Quote from Kerrigan 06
Agreed, and to put it in the way I try to make the decision to call or not to call at 2:30 a.m.: "Is it safe for the patient to continue in this condition/this problem to go unresolved/this lab to go unreported until 6 a.m./rounds?"
In addition to this, I always ask myself, "What will the phone call change?" Is there a med, lab, or procedure that the physician could order that would benefit the patient? Is the lab a significant change for the worse? For example, a patient who is being treated for low potassium; if his afternoon lab was 2.5, and a lab comes up in the middle of the night that is 3.0; that's still a low potassium, but I'm not going to call that because it appears the treatment is working (unless, of course, the physician left parameters to call).
I also don't clarify orders in the middle of the night if they aren't pertinent to the current treatment. We have a nurse who clarifies EVERYTHING, and the docs hate it. Who cares if the physician didn't mark a diet at 0300? If the patient is vomitting and doesn't want to eat, don't worry about clarifying that, leave a note or pass it on to day shift. Who cares if the doc didn't clarify if he just wanted O2 on at 2L or if he wanted you to titrate it to a certain sat level? This is a call that in most circumstances can wait three hours for a more reasonable hour of the day; or you let your coworkers know that "If someone needs to call Dr. S's group, I have a question for him, too."

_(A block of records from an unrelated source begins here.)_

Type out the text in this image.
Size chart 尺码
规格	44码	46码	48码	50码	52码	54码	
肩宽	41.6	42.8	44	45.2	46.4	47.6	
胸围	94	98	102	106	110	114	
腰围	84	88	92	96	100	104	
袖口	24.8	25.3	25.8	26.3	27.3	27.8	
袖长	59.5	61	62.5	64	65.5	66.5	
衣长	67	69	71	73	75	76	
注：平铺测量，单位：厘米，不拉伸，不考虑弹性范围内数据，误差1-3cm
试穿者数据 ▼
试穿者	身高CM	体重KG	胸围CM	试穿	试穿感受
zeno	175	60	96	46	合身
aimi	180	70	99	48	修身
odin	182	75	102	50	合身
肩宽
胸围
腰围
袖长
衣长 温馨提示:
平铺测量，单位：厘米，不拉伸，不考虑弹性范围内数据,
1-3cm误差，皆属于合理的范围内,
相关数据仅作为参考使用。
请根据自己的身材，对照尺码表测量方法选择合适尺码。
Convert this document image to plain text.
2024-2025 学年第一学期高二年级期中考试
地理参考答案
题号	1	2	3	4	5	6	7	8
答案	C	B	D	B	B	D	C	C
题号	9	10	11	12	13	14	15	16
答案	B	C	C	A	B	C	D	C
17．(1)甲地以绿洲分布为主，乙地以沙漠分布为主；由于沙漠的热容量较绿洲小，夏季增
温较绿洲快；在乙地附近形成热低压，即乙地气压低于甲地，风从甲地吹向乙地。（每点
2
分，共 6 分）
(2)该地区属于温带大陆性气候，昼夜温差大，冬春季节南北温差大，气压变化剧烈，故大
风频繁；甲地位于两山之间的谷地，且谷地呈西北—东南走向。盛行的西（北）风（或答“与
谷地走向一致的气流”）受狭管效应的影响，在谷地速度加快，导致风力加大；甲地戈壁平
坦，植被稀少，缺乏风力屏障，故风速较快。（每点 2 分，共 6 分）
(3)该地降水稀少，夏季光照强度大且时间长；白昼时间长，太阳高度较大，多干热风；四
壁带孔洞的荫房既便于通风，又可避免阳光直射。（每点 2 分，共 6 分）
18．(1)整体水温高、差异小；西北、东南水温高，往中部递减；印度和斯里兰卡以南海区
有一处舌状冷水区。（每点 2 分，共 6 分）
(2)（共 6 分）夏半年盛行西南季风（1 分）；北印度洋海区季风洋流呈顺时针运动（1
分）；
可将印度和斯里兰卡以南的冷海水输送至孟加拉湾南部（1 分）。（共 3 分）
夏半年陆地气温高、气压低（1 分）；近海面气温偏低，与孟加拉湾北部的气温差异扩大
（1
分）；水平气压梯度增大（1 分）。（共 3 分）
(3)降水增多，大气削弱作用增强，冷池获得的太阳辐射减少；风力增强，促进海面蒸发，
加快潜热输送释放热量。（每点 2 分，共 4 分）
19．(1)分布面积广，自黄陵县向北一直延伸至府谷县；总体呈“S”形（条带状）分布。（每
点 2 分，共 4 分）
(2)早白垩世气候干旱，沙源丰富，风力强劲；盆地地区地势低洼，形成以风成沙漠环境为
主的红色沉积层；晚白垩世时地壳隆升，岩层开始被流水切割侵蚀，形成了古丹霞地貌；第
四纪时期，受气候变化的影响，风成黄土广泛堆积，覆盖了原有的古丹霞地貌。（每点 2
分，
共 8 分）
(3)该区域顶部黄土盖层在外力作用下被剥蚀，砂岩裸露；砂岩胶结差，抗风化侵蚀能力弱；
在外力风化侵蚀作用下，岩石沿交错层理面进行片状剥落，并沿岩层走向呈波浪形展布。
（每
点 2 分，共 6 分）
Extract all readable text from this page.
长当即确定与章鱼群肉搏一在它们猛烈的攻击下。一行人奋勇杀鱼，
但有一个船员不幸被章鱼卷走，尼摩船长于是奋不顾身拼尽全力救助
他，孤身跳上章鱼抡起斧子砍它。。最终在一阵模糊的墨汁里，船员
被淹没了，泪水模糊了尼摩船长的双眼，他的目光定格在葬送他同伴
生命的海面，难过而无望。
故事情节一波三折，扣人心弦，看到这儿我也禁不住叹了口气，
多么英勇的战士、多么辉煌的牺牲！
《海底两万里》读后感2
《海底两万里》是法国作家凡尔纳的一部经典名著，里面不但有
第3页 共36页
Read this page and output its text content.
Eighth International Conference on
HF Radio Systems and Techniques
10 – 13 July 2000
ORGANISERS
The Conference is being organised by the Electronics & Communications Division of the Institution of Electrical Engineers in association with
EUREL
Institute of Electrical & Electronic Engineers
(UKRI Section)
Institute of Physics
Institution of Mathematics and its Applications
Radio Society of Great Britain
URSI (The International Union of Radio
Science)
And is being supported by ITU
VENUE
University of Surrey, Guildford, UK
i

And santhony's advice is spot on; always get your info together (chart, MAR), get your vital signs, think of any question the doc might ask about. And when you call, introduce yourself, and give the doc a little background. They might or might not be familiar with this patient, and they might also have been sleeping HARD. Some little script like "Hi Dr. S this is Jean from SVHC calling about Dr. P's patient F.M. in room 306. Are you familiar with her? No, well, she's a 53 year old with KNA admitted with chest pain; no significant medical history, her CEs have been negative, EKG and tele normal. The reason I'm calling is that she is complaining of a headache rated 7/10 and she has no orders for any type of pain med." And then you can answer questions and go from there, but you given the doc some basic info as well as a chance to wake up.